A VOIR

|

Prison : la prise en charge des mineurs en question

Publié le

L’auteur du coup de couteau au collège Henri Hiro s’est donné la mort en prison la semaine dernière. Ses obsèques ont eu lieu ce lundi matin au cimetière de St Hilaire à Faa’a. Le décès de ce mineur pose questions sur la prise en charges des jeunes, fragiles psychologiquement pendant leur incarcération.

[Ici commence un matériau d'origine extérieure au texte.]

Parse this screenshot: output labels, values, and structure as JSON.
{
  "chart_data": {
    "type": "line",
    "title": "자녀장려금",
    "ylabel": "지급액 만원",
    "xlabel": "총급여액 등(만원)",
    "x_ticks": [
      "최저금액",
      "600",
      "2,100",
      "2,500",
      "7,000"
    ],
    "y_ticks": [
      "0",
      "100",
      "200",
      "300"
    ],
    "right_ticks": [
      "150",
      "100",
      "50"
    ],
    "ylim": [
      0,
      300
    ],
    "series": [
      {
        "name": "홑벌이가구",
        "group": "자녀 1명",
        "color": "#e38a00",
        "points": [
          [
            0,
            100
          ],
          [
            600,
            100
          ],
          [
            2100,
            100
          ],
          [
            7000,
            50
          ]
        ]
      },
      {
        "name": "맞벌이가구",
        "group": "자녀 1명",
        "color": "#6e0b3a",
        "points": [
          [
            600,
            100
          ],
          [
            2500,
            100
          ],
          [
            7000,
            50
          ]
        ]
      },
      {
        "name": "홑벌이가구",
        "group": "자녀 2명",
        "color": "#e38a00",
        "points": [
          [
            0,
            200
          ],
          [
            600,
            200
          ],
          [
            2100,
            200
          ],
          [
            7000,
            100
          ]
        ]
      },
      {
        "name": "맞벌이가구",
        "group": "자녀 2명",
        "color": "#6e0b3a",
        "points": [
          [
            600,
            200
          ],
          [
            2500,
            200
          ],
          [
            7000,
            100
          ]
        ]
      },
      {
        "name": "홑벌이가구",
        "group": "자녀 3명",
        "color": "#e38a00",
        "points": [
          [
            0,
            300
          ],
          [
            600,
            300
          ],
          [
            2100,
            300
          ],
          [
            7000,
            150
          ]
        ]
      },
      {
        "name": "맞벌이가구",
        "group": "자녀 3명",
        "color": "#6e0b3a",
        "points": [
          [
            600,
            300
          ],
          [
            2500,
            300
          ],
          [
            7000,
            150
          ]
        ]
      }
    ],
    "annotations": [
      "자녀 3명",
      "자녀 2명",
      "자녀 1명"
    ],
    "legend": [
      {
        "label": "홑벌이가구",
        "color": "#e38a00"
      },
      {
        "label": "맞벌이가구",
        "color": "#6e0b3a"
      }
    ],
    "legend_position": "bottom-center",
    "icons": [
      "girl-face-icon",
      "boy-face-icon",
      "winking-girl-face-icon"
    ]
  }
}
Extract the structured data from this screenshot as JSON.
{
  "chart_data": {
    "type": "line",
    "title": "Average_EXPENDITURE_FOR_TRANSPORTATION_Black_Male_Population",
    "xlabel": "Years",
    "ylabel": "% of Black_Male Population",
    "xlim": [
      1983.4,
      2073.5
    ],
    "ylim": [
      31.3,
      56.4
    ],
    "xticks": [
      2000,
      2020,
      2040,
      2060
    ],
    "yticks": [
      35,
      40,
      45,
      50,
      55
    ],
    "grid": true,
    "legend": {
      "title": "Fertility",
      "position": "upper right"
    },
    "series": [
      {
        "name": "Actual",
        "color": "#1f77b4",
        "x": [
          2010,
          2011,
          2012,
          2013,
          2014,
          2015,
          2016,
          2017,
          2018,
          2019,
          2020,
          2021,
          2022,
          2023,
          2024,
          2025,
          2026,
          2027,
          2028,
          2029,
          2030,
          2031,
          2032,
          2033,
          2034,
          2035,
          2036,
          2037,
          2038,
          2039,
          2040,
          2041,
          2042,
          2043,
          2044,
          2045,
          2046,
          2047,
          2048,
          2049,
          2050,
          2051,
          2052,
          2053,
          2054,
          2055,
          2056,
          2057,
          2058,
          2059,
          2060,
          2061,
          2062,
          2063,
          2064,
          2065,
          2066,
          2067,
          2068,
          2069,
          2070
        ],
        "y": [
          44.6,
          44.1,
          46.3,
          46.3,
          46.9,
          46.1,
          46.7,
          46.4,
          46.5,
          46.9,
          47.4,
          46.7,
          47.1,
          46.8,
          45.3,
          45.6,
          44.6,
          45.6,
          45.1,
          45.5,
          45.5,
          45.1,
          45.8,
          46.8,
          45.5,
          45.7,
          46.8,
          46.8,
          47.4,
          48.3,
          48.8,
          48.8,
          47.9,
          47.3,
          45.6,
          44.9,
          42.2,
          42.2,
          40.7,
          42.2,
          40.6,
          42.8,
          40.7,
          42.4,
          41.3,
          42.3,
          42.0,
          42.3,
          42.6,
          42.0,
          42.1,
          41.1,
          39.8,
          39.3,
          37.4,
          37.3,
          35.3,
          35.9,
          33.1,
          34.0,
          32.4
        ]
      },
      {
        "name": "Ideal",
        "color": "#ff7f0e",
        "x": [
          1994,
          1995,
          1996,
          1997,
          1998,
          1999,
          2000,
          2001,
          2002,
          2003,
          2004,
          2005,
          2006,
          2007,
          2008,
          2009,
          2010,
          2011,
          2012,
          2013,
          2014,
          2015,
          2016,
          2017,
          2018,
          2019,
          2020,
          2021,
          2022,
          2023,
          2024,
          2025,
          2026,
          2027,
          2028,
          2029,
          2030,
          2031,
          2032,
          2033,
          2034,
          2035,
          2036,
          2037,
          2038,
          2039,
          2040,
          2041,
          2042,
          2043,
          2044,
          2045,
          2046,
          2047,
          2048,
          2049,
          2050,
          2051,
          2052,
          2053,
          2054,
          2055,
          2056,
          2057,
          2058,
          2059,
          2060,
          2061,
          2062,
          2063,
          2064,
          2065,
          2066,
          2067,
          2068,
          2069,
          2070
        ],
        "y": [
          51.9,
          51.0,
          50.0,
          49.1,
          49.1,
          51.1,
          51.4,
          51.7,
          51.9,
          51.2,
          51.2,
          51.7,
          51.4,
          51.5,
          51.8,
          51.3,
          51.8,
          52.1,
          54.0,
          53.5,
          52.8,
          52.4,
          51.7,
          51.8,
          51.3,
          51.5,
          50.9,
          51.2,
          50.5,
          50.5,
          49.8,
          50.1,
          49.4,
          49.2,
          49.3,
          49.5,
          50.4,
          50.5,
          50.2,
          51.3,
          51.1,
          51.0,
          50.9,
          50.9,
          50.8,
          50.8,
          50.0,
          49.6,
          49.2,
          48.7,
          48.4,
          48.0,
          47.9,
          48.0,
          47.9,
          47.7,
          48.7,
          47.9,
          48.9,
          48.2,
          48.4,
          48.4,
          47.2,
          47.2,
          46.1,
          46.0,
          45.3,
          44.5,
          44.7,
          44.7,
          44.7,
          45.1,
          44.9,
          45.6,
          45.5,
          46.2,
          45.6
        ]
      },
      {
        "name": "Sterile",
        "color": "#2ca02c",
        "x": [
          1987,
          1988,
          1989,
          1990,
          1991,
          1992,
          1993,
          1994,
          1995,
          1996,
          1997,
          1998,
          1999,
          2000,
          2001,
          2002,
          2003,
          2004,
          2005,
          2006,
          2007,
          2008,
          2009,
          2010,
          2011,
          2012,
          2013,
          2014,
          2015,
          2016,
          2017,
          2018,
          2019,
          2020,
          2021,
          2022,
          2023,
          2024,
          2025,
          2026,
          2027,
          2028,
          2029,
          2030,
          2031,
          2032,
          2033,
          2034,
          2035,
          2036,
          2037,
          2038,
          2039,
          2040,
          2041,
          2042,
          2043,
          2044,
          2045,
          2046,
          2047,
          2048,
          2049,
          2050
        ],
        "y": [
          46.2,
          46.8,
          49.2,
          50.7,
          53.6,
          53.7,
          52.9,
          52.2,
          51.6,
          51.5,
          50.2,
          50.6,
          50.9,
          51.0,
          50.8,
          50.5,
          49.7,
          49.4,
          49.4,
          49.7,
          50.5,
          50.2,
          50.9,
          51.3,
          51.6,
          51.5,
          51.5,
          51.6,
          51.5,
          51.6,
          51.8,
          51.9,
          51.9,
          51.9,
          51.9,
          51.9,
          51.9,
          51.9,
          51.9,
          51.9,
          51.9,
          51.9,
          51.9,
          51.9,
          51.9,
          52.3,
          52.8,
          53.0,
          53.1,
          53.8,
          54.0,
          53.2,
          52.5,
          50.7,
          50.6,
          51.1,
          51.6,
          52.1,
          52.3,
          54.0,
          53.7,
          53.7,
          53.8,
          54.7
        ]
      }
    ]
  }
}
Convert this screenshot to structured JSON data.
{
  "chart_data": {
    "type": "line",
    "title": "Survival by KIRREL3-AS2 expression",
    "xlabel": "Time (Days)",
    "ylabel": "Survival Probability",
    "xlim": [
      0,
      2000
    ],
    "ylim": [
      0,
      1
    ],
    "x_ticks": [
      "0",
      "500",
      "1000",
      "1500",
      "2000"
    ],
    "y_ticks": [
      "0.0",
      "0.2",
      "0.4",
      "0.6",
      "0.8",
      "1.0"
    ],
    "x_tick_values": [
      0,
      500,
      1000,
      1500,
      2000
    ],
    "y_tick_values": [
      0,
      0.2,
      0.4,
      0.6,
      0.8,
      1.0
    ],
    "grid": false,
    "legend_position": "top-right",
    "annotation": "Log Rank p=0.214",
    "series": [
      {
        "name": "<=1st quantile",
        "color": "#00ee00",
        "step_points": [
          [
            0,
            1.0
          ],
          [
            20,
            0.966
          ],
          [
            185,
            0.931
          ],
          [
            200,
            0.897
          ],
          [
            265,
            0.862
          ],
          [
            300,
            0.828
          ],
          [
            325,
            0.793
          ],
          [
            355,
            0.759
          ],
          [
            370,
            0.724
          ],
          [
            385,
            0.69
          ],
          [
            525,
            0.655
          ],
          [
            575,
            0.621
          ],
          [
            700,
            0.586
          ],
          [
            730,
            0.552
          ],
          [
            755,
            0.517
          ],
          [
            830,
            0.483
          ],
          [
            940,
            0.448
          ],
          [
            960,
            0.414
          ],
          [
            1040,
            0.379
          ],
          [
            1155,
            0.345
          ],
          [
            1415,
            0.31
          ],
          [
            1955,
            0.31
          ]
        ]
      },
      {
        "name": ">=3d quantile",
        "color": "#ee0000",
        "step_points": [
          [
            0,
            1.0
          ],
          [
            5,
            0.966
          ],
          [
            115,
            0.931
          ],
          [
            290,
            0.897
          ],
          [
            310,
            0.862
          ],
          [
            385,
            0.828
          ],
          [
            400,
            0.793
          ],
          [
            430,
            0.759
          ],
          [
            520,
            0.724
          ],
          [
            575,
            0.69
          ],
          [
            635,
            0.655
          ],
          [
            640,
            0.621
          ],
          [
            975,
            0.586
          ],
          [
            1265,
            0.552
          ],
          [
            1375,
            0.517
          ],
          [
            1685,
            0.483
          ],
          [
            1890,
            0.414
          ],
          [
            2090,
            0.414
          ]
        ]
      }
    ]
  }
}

Publié le 07/11/2022 à 17:30 - Mise à jour le 08/11/2022 à 9:40
Lecture 2 minutes

L’auteur du coup de couteau au collège Henri Hiro s’est donné la mort en prison la semaine dernière. Ses obsèques ont eu lieu ce lundi matin au cimetière de St Hilaire à Faa’a. Le décès de ce mineur pose questions sur la prise en charges des jeunes, fragiles psychologiquement pendant leur incarcération.

Des funérailles et un lot de questions sans réponse. La famille du jeune de 15 ans, auteur du coup de couteau contre un collégien de Henri Hiro le 10 octobre, était réunie ce matin au cimetière de Saint-Hilaire.

Le mineur s’est suicidé dès son premier jour de détention. Sa famille va porter plainte. “Je n’étais pas au courant. Même à Jean Prince, à la gendarmerie, à Nuutania, je n’étais au courant de rien. je suis en colère. Je compte porter plainte contre l’Etat”, déclare Julie Peau, mère du lycéen mort en prison.

Le mineur, fragile psychologiquement, avait été interné immédiatement après les faits pendant une semaine au service psychiatrie de l’hôpital Jean Prince avant d’être placé en détention provisoire.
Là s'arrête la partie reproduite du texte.